In order to put this notion into perspective, the shortcut behavior can be examined in this new context. If the shortcut behavior is encoded in the cortical neural network of which parietal cortex may be the core, then humans are in a better position to abstract the logico-mathematical patterns of such cortical activities associated with the behavior (i.e. shortcut), and later during the evolution of language reformulate them in related brain areas. Thus, whether or not a problem in a behavioral task is solved based on transitive inferences and whether it indicates an operation in prepositional calculus (5, 36) may well depend on the brain area that has mediated the behavior over the course of evolution. Metaphorically, the mathematician within the human brain is sitting at the best site (i.e. cortex) to translate (abstract) the behavior related cortical activities into the axioms of group but the one in the rat’s brain cannot do the same, sitting in the hippocampus.
3. Conclusions
The comparative analysis of cognition that begins with behavioral commonalities (instead of differences) provides a common baseline to re-evaluate the differences in affiliated factors and consequent outcomes as a qualitative gap (instead of a quantitative one) between species.
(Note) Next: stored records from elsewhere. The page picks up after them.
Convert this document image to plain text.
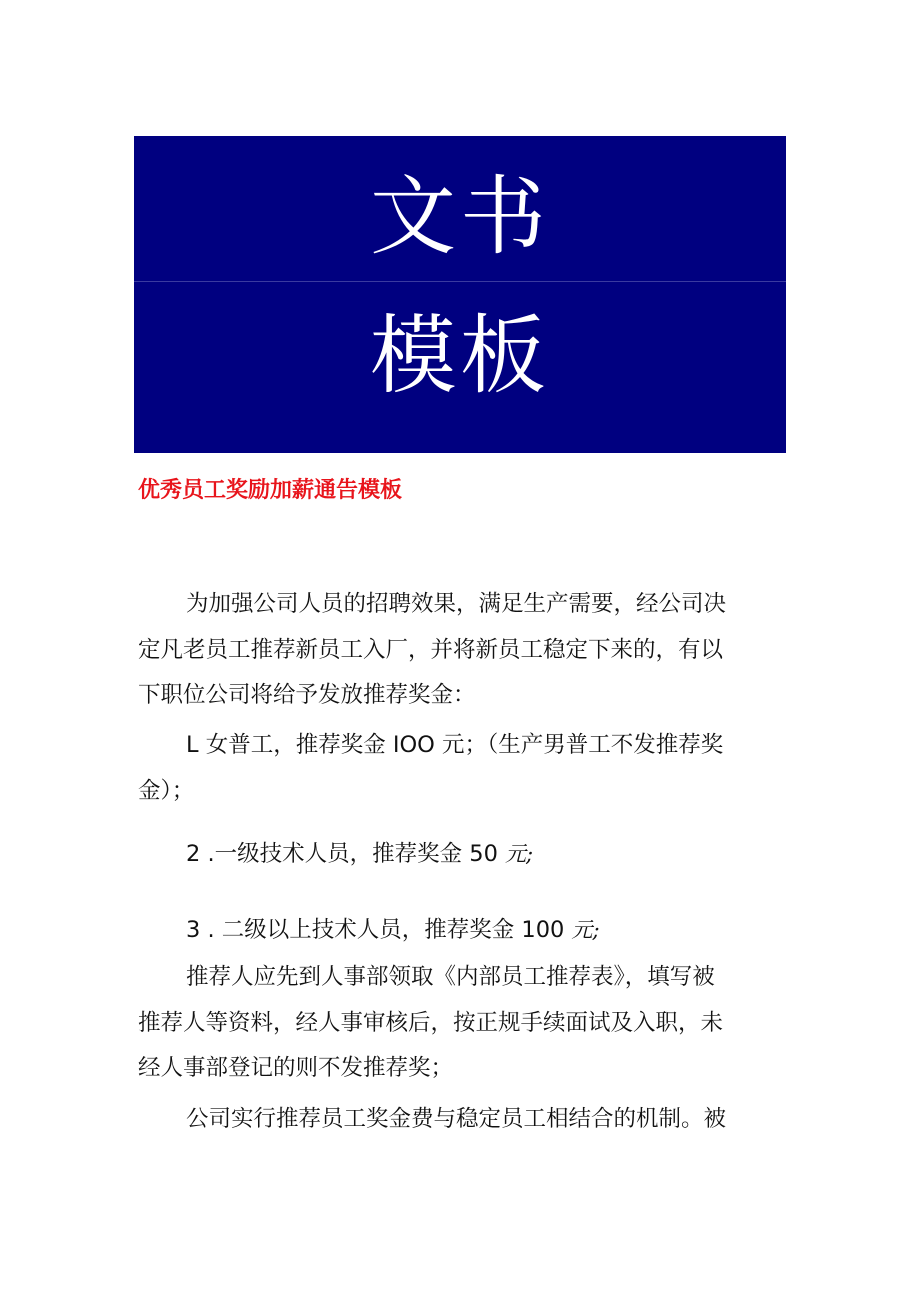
文书
模板
优秀员工奖励加薪通告模板
为加强公司人员的招聘效果，满足生产需要，经公司决
定凡老员工推荐新员工入厂，并将新员工稳定下来的，有以
下职位公司将给予发放推荐奖金：
L 女普工，推荐奖金 IOO 元；（生产男普工不发推荐奖
金）；
2 .一级技术人员，推荐奖金 50 元;
3 . 二级以上技术人员，推荐奖金 100 元;
推荐人应先到人事部领取《内部员工推荐表》，填写被
推荐人等资料，经人事审核后，按正规手续面试及入职，未
经人事部登记的则不发推荐奖；
公司实行推荐员工奖金费与稳定员工相结合的机制。被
Based on the obvious lack of a comparable cognitive capacity between humans and non-humans, a definite example of parallel description of behavioral structure goes against the explanatory power of behaviour for cognition across species (at least in the framework proposed by Piaget cf 3).
The present analysis indicates that different species might demonstrate parallel behaviours while the underlying mechanism of each may stem from different computational processes, which might be realized by different brain structures. For instance, the dominant theory in explaining spatial navigation does not suggest the use of cognitive maps by insects (15). In addition, even when animals use the same spatial strategy (e.g. path integration) to solve a navigational problem, different mechanisms may be used by different species such as the insect vs. rat (11, 37). More specifically among mammals, rats might take a shortcut that is dominantly organized by the contribution of hippocampus and related areas (11, 14, 28) but this behavior maybe more dependent on the pattern of neuronal impulses in cortical areas in humans (31). Note that the influence of language on cognitive capacities makes a difference between humans and great apes even when these species begin with the same spatial reference frames (38, 39). Obviously, the contribution of language to the construction of human cognition is only possible based on a new set of computational and neuroanatomical variables (40), which makes a qualitative difference between humans and great apes a real possibility.
These variables play determining roles in generating different evolutionary cognitive outcomes from one species to another while they all may be able to solve the same problem in a behavioral task. In fact, the Achilles’ hill in our understanding of cognitive evolution may well be in our tendency to give a priority to behavior instead of paying enough attention to the division of labour in the brain and the role that various brain areas may play in producing such parallel behaviors. A question for the future studies then is about the validity of generalization of research findings across species especially generalizing from simpler species to humans, which would have strong implications for translational research in the fields that are concerned with human cognition such as psychology, psychiatry and neurology.